1 Comment
User's avatar
⭠ Return to thread
Bob Huskey's avatar

Well Done, Oren. I aggressively disparaged Oren's last missive for several reasons. It was Oren at his worst. This is Oren at his best.

The one thing I'd like to see addressed relative to Libertarian "free market" dogma is the idea that wealth is Power. Wealth confers agency. The more of it, the more agency. The less of it, the less agency. This is an independent general observation, separate from the agency of an individual working to improve his lot in life. Extreme wealth renders its owner extreme power. Buying politicians and party platforms is one way that power is exercised. Political corruption requires underdeveloped ethical restraint and it seems there's no shortage of that. But, to use the WSJ metaphor in a different way, Wealth is like gravity. Gravity is a force, a quality of mass that attracts mass innately. High quantities and densities of mass distort the space around them. Stars with orbiting planets, black holes so powerful not even light escapes them. Wealth does so similarly with economic activity and peoples' lives involved in or subject to that activity. At this point I'm not making a judgement good or bad, just an observation.

In our culture and most (but not all) cultures, wealth accrues wealth to itself. That's true in capitalist culture as well as controlled market authoritarian cultures. The social and political structures all support wealth as power in this way. In authoritarian systems, the political direction and the economic direction all flow to the top few. Democracy, however, points in the opposite direction of Capitalism. An uncorrupted democracy Tends toward distributing an equal share of well being among all citizens. That would include wealth.
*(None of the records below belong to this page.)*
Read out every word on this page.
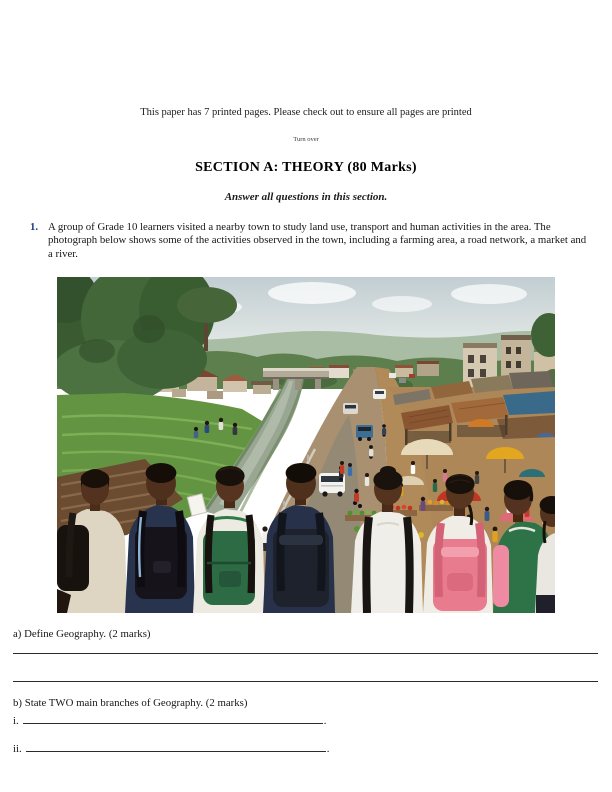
This paper has 7 printed pages. Please check out to ensure all pages are printed
Turn over
SECTION A: THEORY (80 Marks)
Answer all questions in this section.
1. A group of Grade 10 learners visited a nearby town to study land use, transport and human activities in the area. The photograph below shows some of the activities observed in the town, including a farming area, a road network, a market and a river.
a) Define Geography. (2 marks)
b) State TWO main branches of Geography. (2 marks)
i.	.
ii.	.
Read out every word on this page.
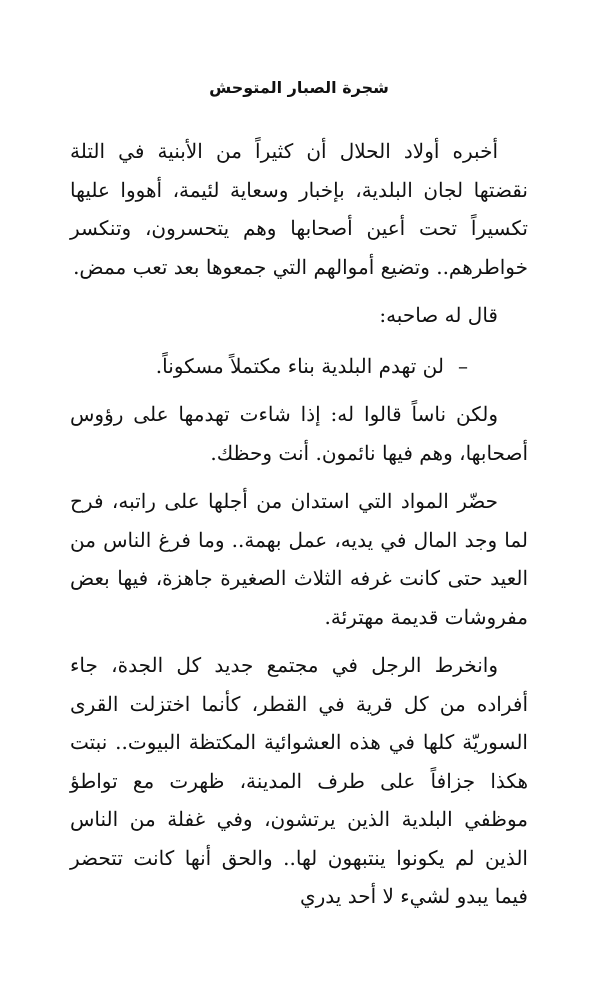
شجرة الصبار المتوحش

أخبره أولاد الحلال أن كثيراً من الأبنية في التلة نقضتها لجان البلدية، بإخبار وسعاية لئيمة، أهووا عليها تكسيراً تحت أعين أصحابها وهم يتحسرون، وتنكسر خواطرهم.. وتضيع أموالهم التي جمعوها بعد تعب ممض.

قال له صاحبه:

–لن تهدم البلدية بناء مكتملاً مسكوناً.

ولكن ناساً قالوا له: إذا شاءت تهدمها على رؤوس أصحابها، وهم فيها نائمون. أنت وحظك.

حضّر المواد التي استدان من أجلها على راتبه، فرح لما وجد المال في يديه، عمل بهمة.. وما فرغ الناس من العيد حتى كانت غرفه الثلاث الصغيرة جاهزة، فيها بعض مفروشات قديمة مهترئة.

وانخرط الرجل في مجتمع جديد كل الجدة، جاء أفراده من كل قرية في القطر، كأنما اختزلت القرى السوريّة كلها في هذه العشوائية المكتظة البيوت.. نبتت هكذا جزافاً على طرف المدينة، ظهرت مع تواطؤ موظفي البلدية الذين يرتشون، وفي غفلة من الناس الذين لم يكونوا ينتبهون لها.. والحق أنها كانت تتحضر فيما يبدو لشيء لا أحد يدري
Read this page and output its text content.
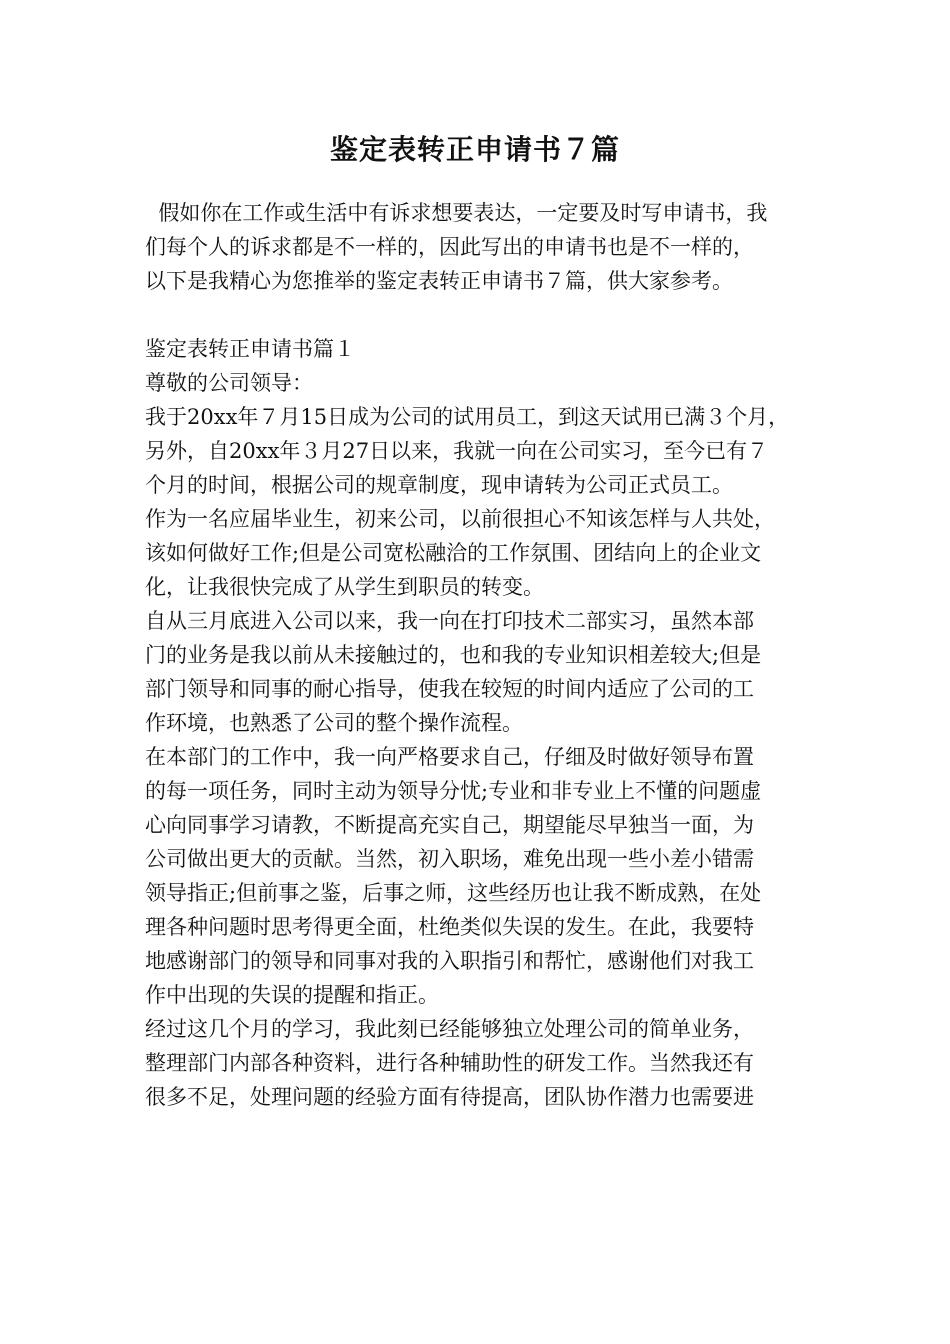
鉴定表转正申请书７篇
假如你在工作或生活中有诉求想要表达，一定要及时写申请书，我
们每个人的诉求都是不一样的，因此写出的申请书也是不一样的，
以下是我精心为您推举的鉴定表转正申请书７篇，供大家参考。
鉴定表转正申请书篇１
尊敬的公司领导：
我于20xx年７月15日成为公司的试用员工，到这天试用已满３个月，
另外，自20xx年３月27日以来，我就一向在公司实习，至今已有７
个月的时间，根据公司的规章制度，现申请转为公司正式员工。
作为一名应届毕业生，初来公司，以前很担心不知该怎样与人共处，
该如何做好工作;但是公司宽松融洽的工作氛围、团结向上的企业文
化，让我很快完成了从学生到职员的转变。
自从三月底进入公司以来，我一向在打印技术二部实习，虽然本部
门的业务是我以前从未接触过的，也和我的专业知识相差较大;但是
部门领导和同事的耐心指导，使我在较短的时间内适应了公司的工
作环境，也熟悉了公司的整个操作流程。
在本部门的工作中，我一向严格要求自己，仔细及时做好领导布置
的每一项任务，同时主动为领导分忧;专业和非专业上不懂的问题虚
心向同事学习请教，不断提高充实自己，期望能尽早独当一面，为
公司做出更大的贡献。当然，初入职场，难免出现一些小差小错需
领导指正;但前事之鉴，后事之师，这些经历也让我不断成熟，在处
理各种问题时思考得更全面，杜绝类似失误的发生。在此，我要特
地感谢部门的领导和同事对我的入职指引和帮忙，感谢他们对我工
作中出现的失误的提醒和指正。
经过这几个月的学习，我此刻已经能够独立处理公司的简单业务，
整理部门内部各种资料，进行各种辅助性的研发工作。当然我还有
很多不足，处理问题的经验方面有待提高，团队协作潜力也需要进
Capitalism by its nature tends toward monopoly and (an ultimately self defeating) concentration of wealth to very few people and is not inherently interested in well being. Theory and reality show that to be true. Democracy resists extreme capitalist concentration when things are working well. But the power of wealth has gotten the upper hand presently in our country and elsewhere. That power is the Republican Brand pretty explicitly. But, also, it is the reason ultimately that the Democratic Brand is disparaged.

So I completely agree with Vance on the specific notion that "the market" and its capitalist form are tools that should be employed for the well being of all citizens. A very few politicians say that and I don't trust that most of them mean it enough to do something about it. Trump/Vought/Musk/MAGA is not the answer and will cause huge damage to our country over the next two years. They certainly don't believe the market and capitalism are tools to be used for the common good, but rather, their own good. That damage will take a decade or more to recover from absent a serious movement toward uncorrupted democracy. Without violence, how can that happen? To be clear, I mean violence is not an option. Realistically Fox News is mainstream media now. Its Libertarian underpinning and MAGA sycophancy stand in the way of an informed citizenry that could in theory vote to end money in politics and extreme wealth for that matter. The only avenue I see right now is a social media movement that expands past social media. And those major outlets are starting to bend toward authoritarian rationalization and control.

Things seem hopeless right now. However, a charismatic politician with Sanders' economic policy notions (same as Oren's) and moderate social identity issue stances could emerge that could lead an overwhelming voter turnout to end the power of wealth in politics. Either party or no party, I'll take it.